環状エーテルとしては、テトラヒドロフラン、2−メチルテトラヒドロフランなどが挙げられる。
鎖状エーテルとしては、ジメトキシエタンなどが挙げられる。
ラクトン化合物としては、γ−バレロラクトン、γ−ブチロラクトンなどが挙げられる。
鎖状エステルとしては、メチルプロピオネート、メチルアセテート、エチルアセテート、メチルホルメートなどが挙げられる。
ニトリル化合物としては、アセトニトリルなどが挙げられる。
アミド化合物としては、ジメチルホルムアミドなどが挙げられる。
スルホン化合物としては、スルホラン、メチルスルホランなどが挙げられるが、これらに限定されるものではない。
【0022】
好ましくは、環状炭酸エステル、鎖状炭酸エステル、ラクトン化合物、スルホン化合物が良い。
これらの溶媒は1種類でも2種類以上を混合してもよい。
【0023】
本発明の電解液において、式(1)で表される化合物の含有量は、電解液において、0.005〜90重量%、好ましくは0.01〜50重量%、更に好ましくは0.1〜10重量%が良い。
本発明の電解液において、式(2)で表される化合物の含有量は、電解液において、0.005〜90重量%、好ましくは0.01〜50重量%、更に好ましくは0.1〜10重量%が良い。
【0024】
本発明の電解液において、有機溶媒を使用する場合の有機溶媒の含有量は、電解液において、0.1〜90重量%、好ましくは20〜80重量%、更に好ましくは30〜70重量%が良い。
【0025】
式(2)で表される電解液用添加剤を含有した電解液は、含有しない電解液と比較して、長期においてもサイクル特性に優れ、容量の減少率が少ないという特性がある。
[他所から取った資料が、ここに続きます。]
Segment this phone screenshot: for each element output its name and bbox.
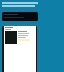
button[interactable] <box>2 12 38 21</box>
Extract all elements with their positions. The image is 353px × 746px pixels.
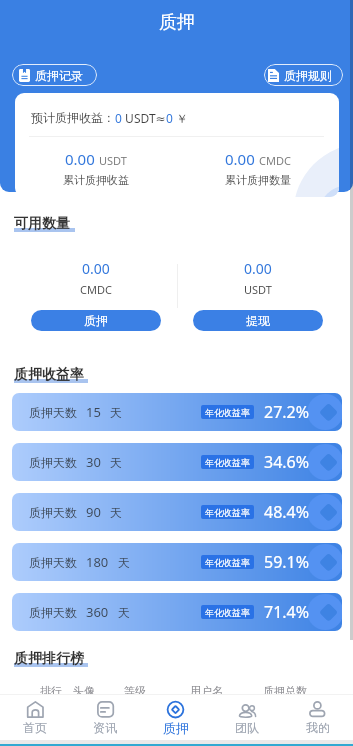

以下、本発明の電気二重層キャパシタ用電解液の調製方法を説明する。作業をおこなう環境としては、水分が電気二重層キャパシタの性能に悪影響を与えるため、大気が混入しない環境であれば特に限定されないが、アルゴンや窒素などの不活性雰囲気のグローブボックス内において調製作業をすることが好ましい。作業環境の水分は露点計で管理することができ、マイナス60℃以下であることが好ましい。マイナス60℃を越えると、作業時間が長くなる場合、電解液が雰囲気中の水分を吸収するため電解液中の水分量が上昇してしまう。電解液中の水分はカールフィッシャー水分計で測定することができる。また、電極乾燥温度は130℃以上であることが好ましい。さらに好ましくは、180℃以上であることが好ましい。
【0026】
上記で得られる本発明の電解液を用いて電気二重層キャパシタを好適に作製できる。この電気二重層キャパシタの一例としては、例えば、ラミネート型を挙げることができる。しかし、電気二重層キャパシタの形状はラミネート型に限定されるものではなく、缶体中に電極を積層して収納されてなる積層型、捲回して収納されてなる捲回型、又は絶縁性のガスケットにより電気的に絶縁された金属製缶からなるコイン型と称されるものであってもよい。以下、一例としてラミネート型電気二重層キャパシタの構造について説明する。
【0027】
図1および図2は、ラミネート型電気二重層キャパシタを示す図面である。電極3とアルミタブ1が接着されていて、セパレータ4を介して対向配置され、ラミネート2に収納されている。電極は、活性炭等の炭素材料からなる分極性電極部分と、集電体部分とからなる。ラミネート容器体2は、熱圧着により密封し、容器外部からの水分や空気が侵入しないようになっている。
【0028】
分極性電極材料は、比表面積が大きく、電気伝導性が高い材料であることが好ましく、また使用する印加電圧の範囲内で電解液に対して電気化学的に安定であることが必要である。このような材料としては、例えば、炭素材料、金属酸化物材料、導電性高分子材料等を挙げることができる。コストを考慮すると、分極性電極材料は、炭素材料であるのが好ましい。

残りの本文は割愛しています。